Kurdistan (Kurdish: کوردستان, lit. ‘land of the Kurds’; [ˌkʊɾdɪˈstɑːn]ⓘ) or Greater Kurdistan, is a roughly defined geo-cultural region in West Asia wherein the Kurds form a prominent majority population and the Kurdish culture, languages, and national identity have historically been based.

The Kurdistan (“Land of the Kurds”) designation refers to an area of Kurdish settlement that roughly includes the mountain systems of the Zagros and the eastern extension of the Taurus. Since ancient times the area has been the home of the Kurds, a people whose ethnic origins are uncertain. For 600 years after the Arab conquest and their conversion to Islam, the Kurds played a recognizable and considerable part in the troubled history of western Asia—but as tribes, individuals, or turbulent groups rather than as a people.

From the 11th Century The Kurds have had some form of independence and self rule but were always fighting or supporting Turkey, Syria, Iraq and Iran. It is difficult to keep up with all of the treaties and wars and resulting status of this ‘sort of country.’ In modern history Turkey has been the number one opponent of Kurdistan. It then shifted to Iraq under Saddam Hussein. With his fall the major enemy became Iran.

According to 2016 estimate Kurdish Institute of Paris, total population of Kurdistan is around 34.5 million, and Kurds making 86% of population of Northern Kurdistan.

The Kurds have always felt pressure to assimilate from whatever government they lived close to.

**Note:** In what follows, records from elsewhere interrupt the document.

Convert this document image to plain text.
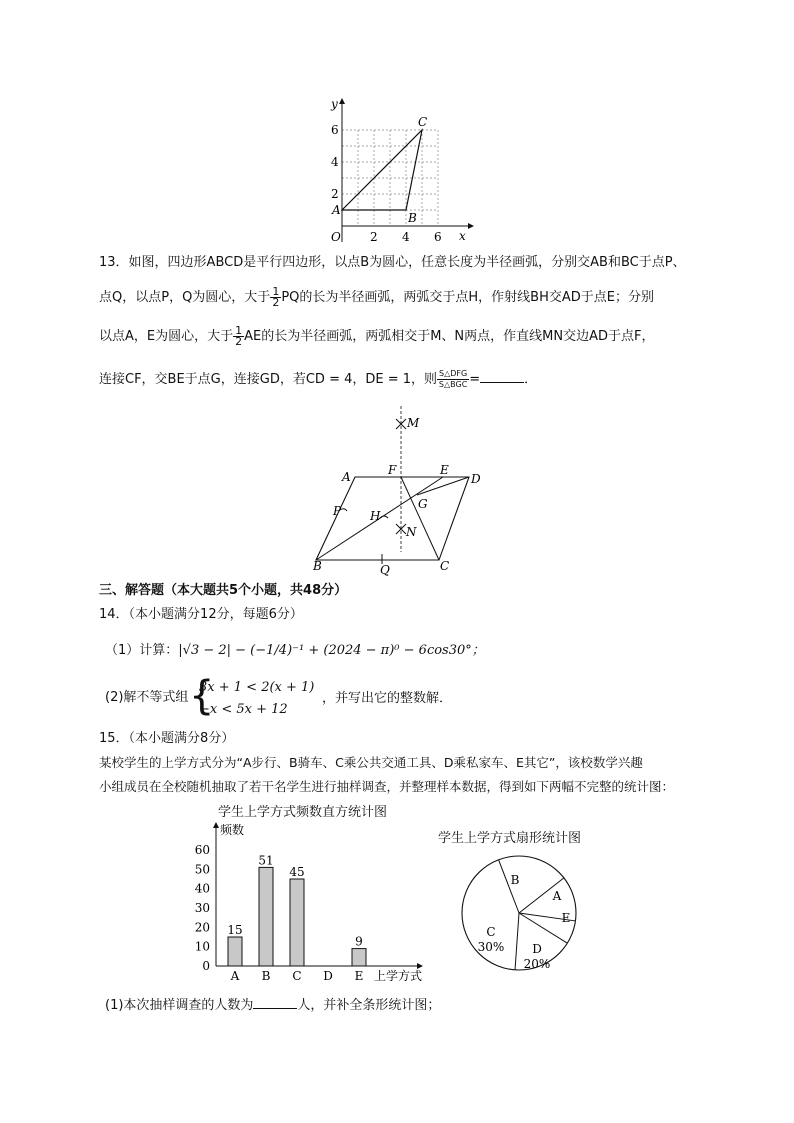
y
x
O 2 4 6
2
4
6
A
B
C
13．如图，四边形ABCD是平行四边形，以点B为圆心，任意长度为半径画弧，分别交AB和BC于点P、
点Q，以点P，Q为圆心，大于 $\frac{1}{2}$ PQ的长为半径画弧，两弧交于点H，作射线BH交AD于点E；分别
以点A，E为圆心，大于 $\frac{1}{2}$ AE的长为半径画弧，两弧相交于M、N两点，作直线MN交边AD于点F，
连接CF，交BE于点G，连接GD，若CD = 4，DE = 1，则 $\frac{\text{S△DFG}}{\text{S△BGC}}$ =	．
M
A	F	E
D
G
P H
N
B	Q	C
三、解答题（本大题共5个小题，共48分）
14．（本小题满分12分，每题6分）
（1）计算：|√3 − 2| − (−1/4)⁻¹ + (2024 − π)⁰ − 6cos30°；
(2)解不等式组 {
3x + 1 < 2(x + 1)
−x < 5x + 12
，并写出它的整数解．
15．（本小题满分8分）
某校学生的上学方式分为“A步行、B骑车、C乘公共交通工具、D乘私家车、E其它”，该校数学兴趣
小组成员在全校随机抽取了若干名学生进行抽样调查，并整理样本数据，得到如下两幅不完整的统计图：
学生上学方式频数直方统计图
频数
上学方式
0
10
20
30
40
50
60
A
15
B
51
C
45
D E
9
学生上学方式扇形统计图
A
B
C
30% D
20%
E
(1)本次抽样调查的人数为	人，并补全条形统计图；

They lived through mustard gas from Iraq, ISIS attacks from Syria but the most intense brutality to Kurds continues to be the the Shiʿi Muslim majority in Iran.

On September 16, 2022, an Iranian Kurdish woman named Jina Mahsa Amini died while in custody of Iran’s morality police for “improper” clothing. This incident sparked a wave of protests against the government’s treatment of women and ethnic and religious minorities as well as its prioritization of regime ideology over its citizens’ welfare. These protests were met with a harsh response from the Iranian government, which violently suppressed the movement and took aim at Kurdish regions in the country’s northwest. Iran also targeted Iranian Kurdish opposition parties and their leaders in Iraq, launching ballistic missile and drone attacks on them and carrying out a number assassinations. In January 2024 Iran launched a missile attack on parts of Erbil, the capital of Iraq’s Kurdish autonomous region, killing four civilians. Iran claimed to have been targeting a Mossad outpost, a claim which was rejected by officials in both Erbil and Baghdad.

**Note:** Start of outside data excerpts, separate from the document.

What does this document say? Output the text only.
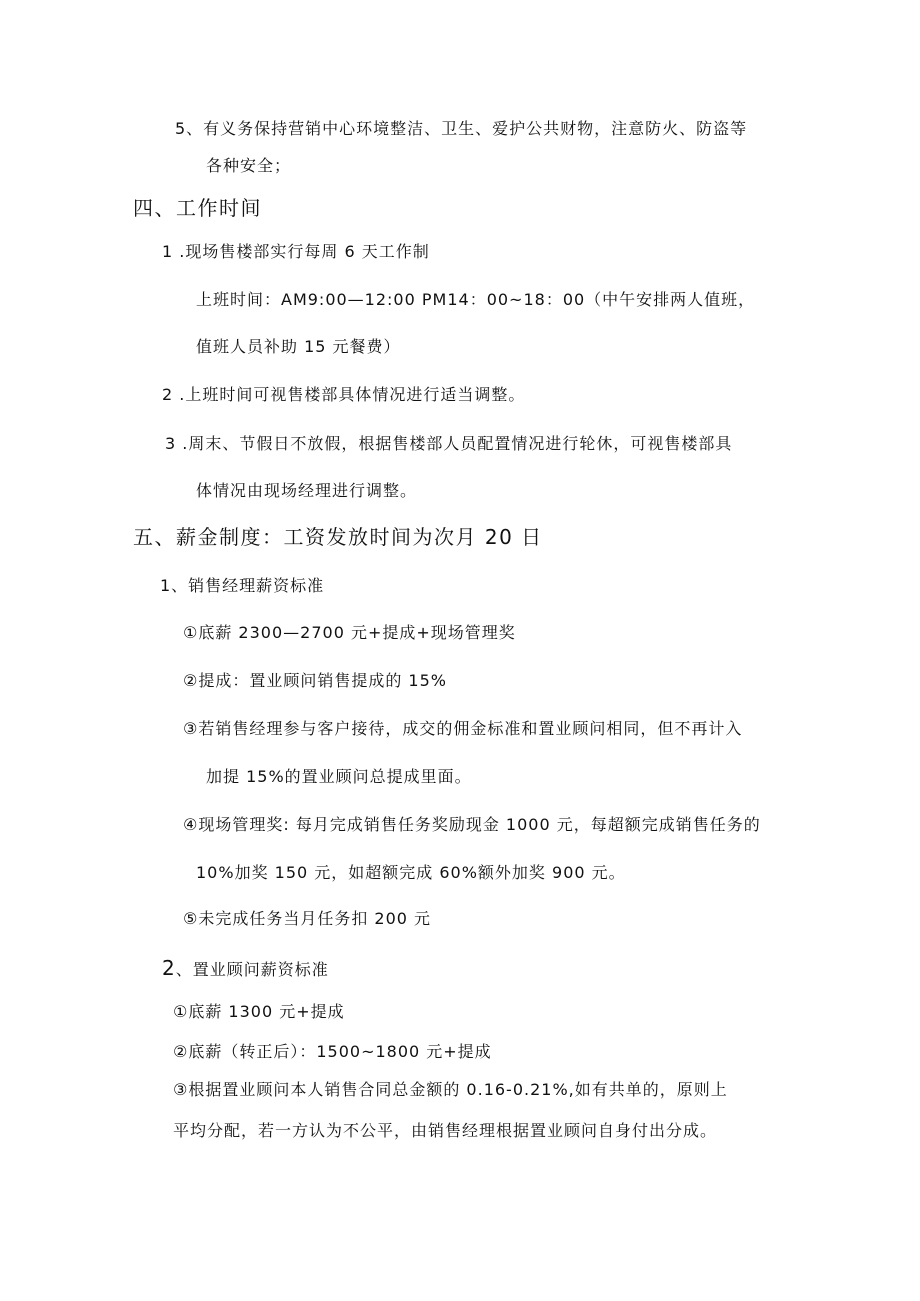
5、有义务保持营销中心环境整洁、卫生、爱护公共财物，注意防火、防盗等
各种安全；
四、工作时间
1 .现场售楼部实行每周 6 天工作制
上班时间：AM9:00—12:00 PM14：00~18：00（中午安排两人值班，
值班人员补助 15 元餐费）
2 .上班时间可视售楼部具体情况进行适当调整。
3 .周末、节假日不放假，根据售楼部人员配置情况进行轮休，可视售楼部具
体情况由现场经理进行调整。
五、薪金制度：工资发放时间为次月 20 日
1、销售经理薪资标准
①底薪 2300—2700 元+提成+现场管理奖
②提成：置业顾问销售提成的 15%
③若销售经理参与客户接待，成交的佣金标准和置业顾问相同，但不再计入
加提 15%的置业顾问总提成里面。
④现场管理奖: 每月完成销售任务奖励现金 1000 元，每超额完成销售任务的
10%加奖 150 元，如超额完成 60%额外加奖 900 元。
⑤未完成任务当月任务扣 200 元
2、置业顾问薪资标准
①底薪 1300 元+提成
②底薪（转正后）：1500~1800 元+提成
③根据置业顾问本人销售合同总金额的 0.16-0.21%,如有共单的，原则上
平均分配，若一方认为不公平，由销售经理根据置业顾问自身付出分成。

The flag of Kurdistan (Kurdish: ئاڵای کوردستان, Alaya Kurdistanê) is the flag of Kurds and was created by the Society for the Rise of Kurdistan in 1920. It would later, in different variants, be adopted as the national flag of different Kurdish states including Republic of Ararat, Republic of Mahabad and most recently by Kurdistan Region in 1992.

The Kurdish flag is the most important symbol of cohesive Kurdish identity. Since it was first hoisted in 1946 to represent the concept of an independent Kurdistan(called the Republic of Mahabad and founded in Iranian territory) it has become a symbol of the national identity of Kurds.
The main characteristic of the flag is the blazing golden sun emblem (Roj in Kurdish) at its center. The emblem’s sun disk has 21 rays, equal in size and shape, with the single odd ray at top and the two even rays on the bottom. (21 is a special number to the Kurds. The number 21 is scared in the old Yazdâni religions: Yezidism, Yarsanism, Alevism, etc. In particular, the holy figures in those religions all are born/reborn after only 21 days of gestation. The Yazdâni faiths also believe that the reincarnation/rebirth of the soul takes 21 days from the day of passing.)